Люди меняются. Ежедневно, ежеминутно, с током мыслей – значимых или незначительных, с каждым вдохом, во время которых умирают отжившие свое клетки и рождаются новые. Парадокс старинного корабля, в котором с течением времени заменена каждая доска, люверс и деталь – применим и к людям. Останется ли корабль тем же самым или станет совершенно иным?
Останется ли кто-нибудь из нас тем же самым ровно через секунду после нового вдоха?
А что будет спустя несколько миллионов вдохов и выдохов? Останется прежним цвет глаз и улыбка, не изменится поворот головы и привычка кусать губы, запах кожи и отпечатки пальцев, но все это лишь похожие доски для старого корабля.
Неизменным остается то, что не зависит от тела, сознания, характера. Для корабля это – название. Для человека – чувство.

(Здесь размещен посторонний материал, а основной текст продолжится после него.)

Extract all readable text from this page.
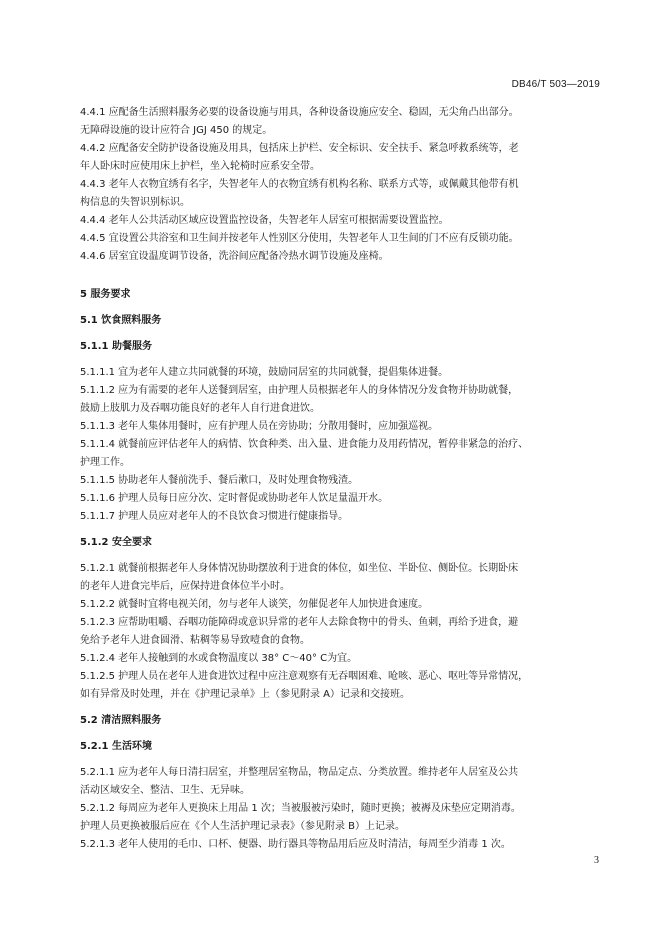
DB46/T 503—2019
4.4.1 应配备生活照料服务必要的设备设施与用具，各种设备设施应安全、稳固，无尖角凸出部分。
无障碍设施的设计应符合 JGJ 450 的规定。
4.4.2 应配备安全防护设备设施及用具，包括床上护栏、安全标识、安全扶手、紧急呼救系统等，老
年人卧床时应使用床上护栏，坐入轮椅时应系安全带。
4.4.3 老年人衣物宜绣有名字，失智老年人的衣物宜绣有机构名称、联系方式等，或佩戴其他带有机
构信息的失智识别标识。
4.4.4 老年人公共活动区域应设置监控设备，失智老年人居室可根据需要设置监控。
4.4.5 宜设置公共浴室和卫生间并按老年人性别区分使用，失智老年人卫生间的门不应有反锁功能。
4.4.6 居室宜设温度调节设备，洗浴间应配备冷热水调节设施及座椅。
5 服务要求
5.1 饮食照料服务
5.1.1 助餐服务
5.1.1.1 宜为老年人建立共同就餐的环境，鼓励同居室的共同就餐，提倡集体进餐。
5.1.1.2 应为有需要的老年人送餐到居室，由护理人员根据老年人的身体情况分发食物并协助就餐，
鼓励上肢肌力及吞咽功能良好的老年人自行进食进饮。
5.1.1.3 老年人集体用餐时，应有护理人员在旁协助；分散用餐时，应加强巡视。
5.1.1.4 就餐前应评估老年人的病情、饮食种类、出入量、进食能力及用药情况，暂停非紧急的治疗、
护理工作。
5.1.1.5 协助老年人餐前洗手、餐后漱口，及时处理食物残渣。
5.1.1.6 护理人员每日应分次、定时督促或协助老年人饮足量温开水。
5.1.1.7 护理人员应对老年人的不良饮食习惯进行健康指导。
5.1.2 安全要求
5.1.2.1 就餐前根据老年人身体情况协助摆放利于进食的体位，如坐位、半卧位、侧卧位。长期卧床
的老年人进食完毕后，应保持进食体位半小时。
5.1.2.2 就餐时宜将电视关闭，勿与老年人谈笑，勿催促老年人加快进食速度。
5.1.2.3 应帮助咀嚼、吞咽功能障碍或意识异常的老年人去除食物中的骨头、鱼刺，再给予进食，避
免给予老年人进食圆滑、粘稠等易导致噎食的食物。
5.1.2.4 老年人接触到的水或食物温度以 38° C～40° C为宜。
5.1.2.5 护理人员在老年人进食进饮过程中应注意观察有无吞咽困难、呛咳、恶心、呕吐等异常情况，
如有异常及时处理，并在《护理记录单》上（参见附录 A）记录和交接班。
5.2 清洁照料服务
5.2.1 生活环境
5.2.1.1 应为老年人每日清扫居室，并整理居室物品，物品定点、分类放置。维持老年人居室及公共
活动区域安全、整洁、卫生、无异味。
5.2.1.2 每周应为老年人更换床上用品 1 次；当被服被污染时，随时更换；被褥及床垫应定期消毒。
护理人员更换被服后应在《个人生活护理记录表》（参见附录 B）上记录。
5.2.1.3 老年人使用的毛巾、口杯、便器、助行器具等物品用后应及时清洁，每周至少消毒 1 次。
3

- Пойдем, - сказал Саске, убирая со стола опустевшие банки. – Смоем с тебя все лишнее.
- Подожди, - остановил его Наруто. – Я действительно хочу знать.
- Про Омои? – Саске повернулся, скрестил руки на груди. – Хорошо. Парень боится потерять свою кормушку… - помедлил, рассматривая обращенное к нему лицо Наруто. - До тебя он был генератором смелых идей, которые никому на хуй не нужны. С тобой он номер один. Второго такого придурка он больше не найдет, поэтому пойдет на что угодно, чтобы удержать свои позиции.
- Ты о нем хорошо осведомлен, - сухо сказал Наруто.
- Кто владеет информацией, тот владеет миром, - невозмутимо процитировал Саске и продолжил: - Остальное чистая логика. Ты воспользовался его слабиной, чтобы доказать себе какую-нибудь очередную чушь. И все это произошло после нашей встречи. Вывод говорить?
- Да.
- Он блядь, ты мудак.
- Я тебя люблю, Саске, - неожиданно сказал Наруто, поднимаясь. – Очень люблю. Таким.
Саске покачал головой, а язычок стоявшей на столе свечи дрогнул, словно в комнате, кроме них, находился кто-то третий, кто жадно наблюдал, долго ждал, и теперь беззвучно смеялся, мешая пламени дышать.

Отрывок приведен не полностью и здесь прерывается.